The Habitable Zones of Rapidly Rotating Main Sequence A/F Stars

TL;DR

This study explores how rapid rotation in A/F stars affects their luminosity, spectral energy distribution, and habitable zones, revealing that rotation can make habitable zones closer and reduce UV radiation, impacting exoplanet habitability assessments.

Contribution

It models the effects of rapid stellar rotation on habitable zones and demonstrates its significant influence on planetary habitability around high-mass stars.

Findings

Rapid rotation shifts habitable zones closer to the star.

Gravity darkening reduces stellar UV emission.

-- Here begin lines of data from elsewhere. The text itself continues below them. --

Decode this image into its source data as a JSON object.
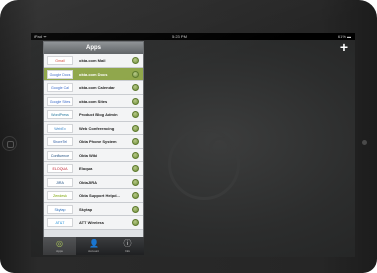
{
  "status_bar": {
    "carrier": "iPad ᯤ",
    "time": "5:23 PM",
    "battery": "61% ▬"
  },
  "header": {
    "title": "Apps",
    "add_label": "+"
  },
  "apps": [
    {
      "name": "okta.com Mail",
      "logo": "Gmail",
      "logo_color": "#d44638"
    },
    {
      "name": "okta.com Docs",
      "logo": "Google Docs",
      "logo_color": "#3b6ac9"
    },
    {
      "name": "okta.com Calendar",
      "logo": "Google Cal",
      "logo_color": "#3b6ac9"
    },
    {
      "name": "okta.com Sites",
      "logo": "Google Sites",
      "logo_color": "#3b6ac9"
    },
    {
      "name": "Product Blog Admin",
      "logo": "WordPress",
      "logo_color": "#21759b"
    },
    {
      "name": "Web Conferencing",
      "logo": "WebEx",
      "logo_color": "#3a86c8"
    },
    {
      "name": "Okta Phone System",
      "logo": "ShoreTel",
      "logo_color": "#2c5aa0"
    },
    {
      "name": "Okta Wiki",
      "logo": "Confluence",
      "logo_color": "#205081"
    },
    {
      "name": "Eloqua",
      "logo": "ELOQUA",
      "logo_color": "#c0202f"
    },
    {
      "name": "OktaJIRA",
      "logo": "JIRA",
      "logo_color": "#205081"
    },
    {
      "name": "Okta Support Helpd...",
      "logo": "Zendesk",
      "logo_color": "#78a300"
    },
    {
      "name": "Skytap",
      "logo": "Skytap",
      "logo_color": "#2a6ebb"
    },
    {
      "name": "ATT Wireless",
      "logo": "AT&T",
      "logo_color": "#1f8dd6"
    }
  ],
  "selected_index": 1,
  "tabs": [
    {
      "label": "Apps",
      "icon": "◎"
    },
    {
      "label": "Account",
      "icon": "👤"
    },
    {
      "label": "Info",
      "icon": "ⓘ"
    }
  ],
  "active_tab_index": 0,
  "colors": {
    "selected_row": "#8fa64a",
    "header": "#5e6265"
  }
}
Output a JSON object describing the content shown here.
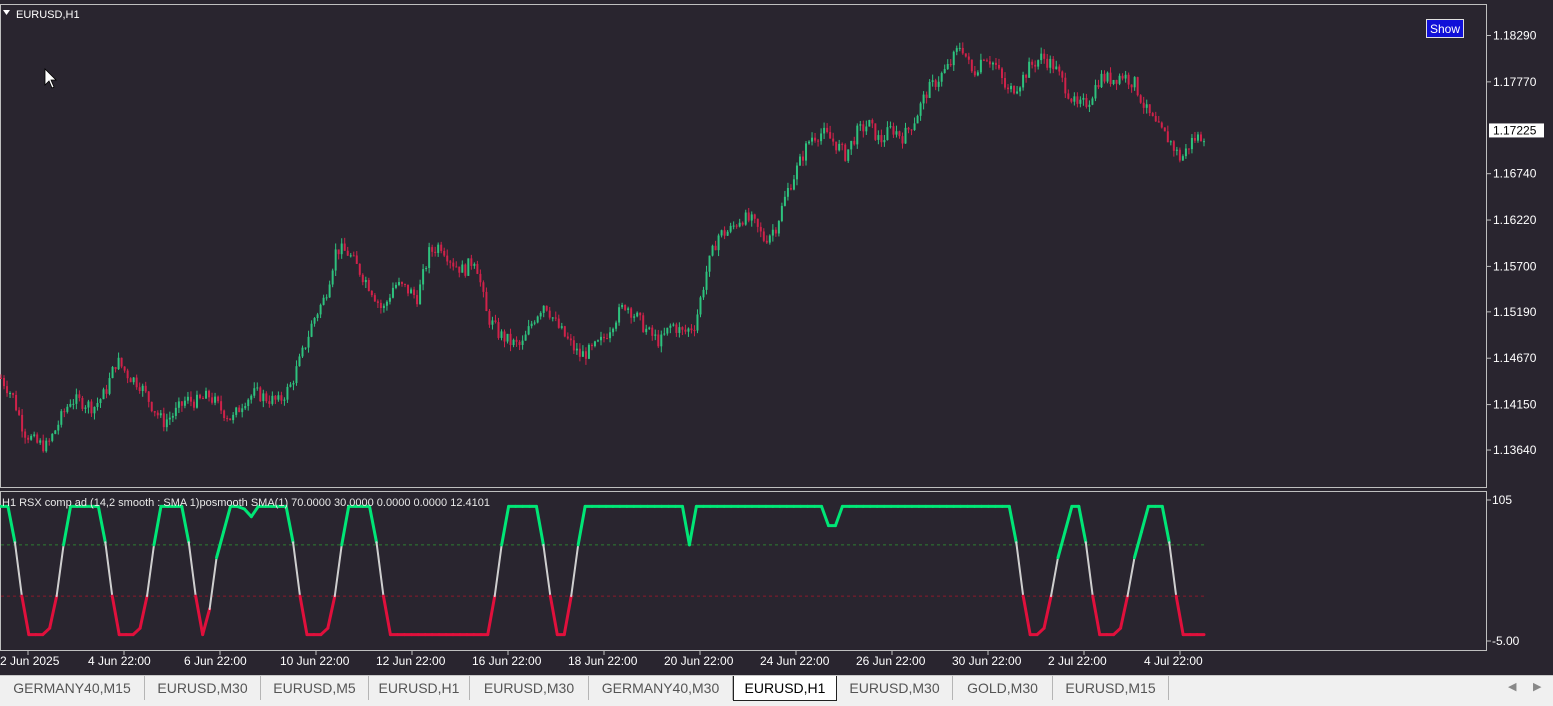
{
  "symbol_title": "EURUSD,H1",
  "indicator_title": "H1 RSX comp ad (14,2 smooth : SMA  1)posmooth SMA(1) 70.0000 30.0000 0.0000 0.0000 12.4101",
  "show_button": "Show",
  "current_price_label": "1.17225",
  "colors": {
    "background": "#29252f",
    "bull_candle": "#2ec27e",
    "bear_candle": "#d0224a",
    "indicator_up": "#00e676",
    "indicator_neutral": "#cfcfcf",
    "indicator_down": "#e0103c",
    "axis_text": "#ffffff"
  },
  "chart_data": [
    {
      "type": "candlestick",
      "title": "EURUSD,H1",
      "price_ticks": [
        "1.18290",
        "1.17770",
        "1.16740",
        "1.16220",
        "1.15700",
        "1.15190",
        "1.14670",
        "1.14150",
        "1.13640"
      ],
      "ylim": [
        1.1336,
        1.1852
      ],
      "time_labels": [
        "2 Jun 2025",
        "4 Jun 22:00",
        "6 Jun 22:00",
        "10 Jun 22:00",
        "12 Jun 22:00",
        "16 Jun 22:00",
        "18 Jun 22:00",
        "20 Jun 22:00",
        "24 Jun 22:00",
        "26 Jun 22:00",
        "30 Jun 22:00",
        "2 Jul 22:00",
        "4 Jul 22:00"
      ],
      "close_path": [
        1.1445,
        1.1425,
        1.1385,
        1.1372,
        1.1368,
        1.1395,
        1.142,
        1.1418,
        1.1412,
        1.1428,
        1.1465,
        1.1448,
        1.1438,
        1.1415,
        1.1395,
        1.1405,
        1.142,
        1.1418,
        1.1425,
        1.141,
        1.1398,
        1.142,
        1.1428,
        1.1422,
        1.1418,
        1.1435,
        1.147,
        1.151,
        1.1535,
        1.159,
        1.1585,
        1.1565,
        1.1545,
        1.152,
        1.155,
        1.1545,
        1.1535,
        1.1585,
        1.1595,
        1.1575,
        1.1565,
        1.158,
        1.1515,
        1.1495,
        1.1485,
        1.148,
        1.151,
        1.153,
        1.1505,
        1.1487,
        1.147,
        1.1475,
        1.1487,
        1.151,
        1.1528,
        1.1512,
        1.1495,
        1.1485,
        1.1505,
        1.1495,
        1.1505,
        1.1565,
        1.1605,
        1.161,
        1.1625,
        1.162,
        1.16,
        1.1615,
        1.1655,
        1.1685,
        1.1715,
        1.172,
        1.171,
        1.1695,
        1.172,
        1.173,
        1.171,
        1.1725,
        1.1715,
        1.1735,
        1.1765,
        1.178,
        1.1795,
        1.182,
        1.1785,
        1.1808,
        1.1795,
        1.1765,
        1.1775,
        1.1795,
        1.1805,
        1.1795,
        1.1772,
        1.1748,
        1.1755,
        1.1782,
        1.178,
        1.1785,
        1.1775,
        1.1745,
        1.1725,
        1.1712,
        1.169,
        1.1712,
        1.1718
      ],
      "last_price": 1.17225
    },
    {
      "type": "line",
      "title": "H1 RSX comp ad (14,2 smooth : SMA  1)posmooth SMA(1) 70.0000 30.0000 0.0000 0.0000 12.4101",
      "y_ticks": [
        "105",
        "-5.00"
      ],
      "ylim": [
        -5,
        105
      ],
      "levels": [
        70,
        30
      ],
      "values": [
        100,
        100,
        72,
        30,
        0,
        0,
        0,
        5,
        30,
        70,
        100,
        100,
        100,
        100,
        100,
        72,
        30,
        0,
        0,
        0,
        5,
        30,
        70,
        100,
        100,
        100,
        100,
        72,
        30,
        0,
        20,
        60,
        80,
        100,
        100,
        98,
        92,
        100,
        100,
        100,
        100,
        100,
        72,
        30,
        0,
        0,
        0,
        5,
        30,
        70,
        100,
        100,
        100,
        100,
        72,
        30,
        0,
        0,
        0,
        0,
        0,
        0,
        0,
        0,
        0,
        0,
        0,
        0,
        0,
        0,
        0,
        30,
        70,
        100,
        100,
        100,
        100,
        100,
        70,
        30,
        0,
        0,
        30,
        70,
        100,
        100,
        100,
        100,
        100,
        100,
        100,
        100,
        100,
        100,
        100,
        100,
        100,
        100,
        100,
        70,
        100,
        100,
        100,
        100,
        100,
        100,
        100,
        100,
        100,
        100,
        100,
        100,
        100,
        100,
        100,
        100,
        100,
        100,
        100,
        85,
        85,
        100,
        100,
        100,
        100,
        100,
        100,
        100,
        100,
        100,
        100,
        100,
        100,
        100,
        100,
        100,
        100,
        100,
        100,
        100,
        100,
        100,
        100,
        100,
        100,
        100,
        72,
        30,
        0,
        0,
        5,
        30,
        60,
        80,
        100,
        100,
        72,
        30,
        0,
        0,
        0,
        5,
        30,
        60,
        80,
        100,
        100,
        100,
        72,
        30,
        0,
        0,
        0,
        0
      ]
    }
  ],
  "tabs": [
    {
      "label": "GERMANY40,M15",
      "active": false
    },
    {
      "label": "EURUSD,M30",
      "active": false
    },
    {
      "label": "EURUSD,M5",
      "active": false
    },
    {
      "label": "EURUSD,H1",
      "active": false
    },
    {
      "label": "EURUSD,M30",
      "active": false
    },
    {
      "label": "GERMANY40,M30",
      "active": false
    },
    {
      "label": "EURUSD,H1",
      "active": true
    },
    {
      "label": "EURUSD,M30",
      "active": false
    },
    {
      "label": "GOLD,M30",
      "active": false
    },
    {
      "label": "EURUSD,M15",
      "active": false
    }
  ]
}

Rotation influences star shape and surface temperature gradients.

Abstract

We investigate how rapid stellar rotation commonly seen in A/F stars can influence planet habitability. Specifically, we model how rapid rotation influences a planet's irradiation and determine the location of the habitable zone for stars in the mass range $1.3M_\odot\leq M_\star\leq 2.2M_\odot$. Rapid stellar rotation can dramatically change a star's luminosity and spectral energy distribution and, therefore, can impact the habitability of any surrounding planets. Stars of mass $M_\star\gtrsim1.3M_\odot$ commonly rotate near their breakup speeds, which causes two effects relevant to planet habitability. First, these stars flatten into oblate spheroids with shorter polar radii and elongated equatorial radii. Second, rapid rotation induces a pole-to-equator temperature gradient on the surface of these stars. Using a 1D climate model, we calculate the inner and outer edges of the habitable zone of well-known rapid rotators and average theoretical stars in our stellar mass range. We find that, in general, rapid rotation causes the habitable zone to reside closer in than for a non-rotating equivalent star. We also find that gravity darkening dramatically reduces stellar UV emission, which combats the common assumption that high-mass stars emit too much UV light for habitable worlds. Overall, we determine that rapid stellar rotation has important consequences for the overall habitability of a system and must be accounted for both when modeling exoplanet environments and in observation of planets around high-mass stars.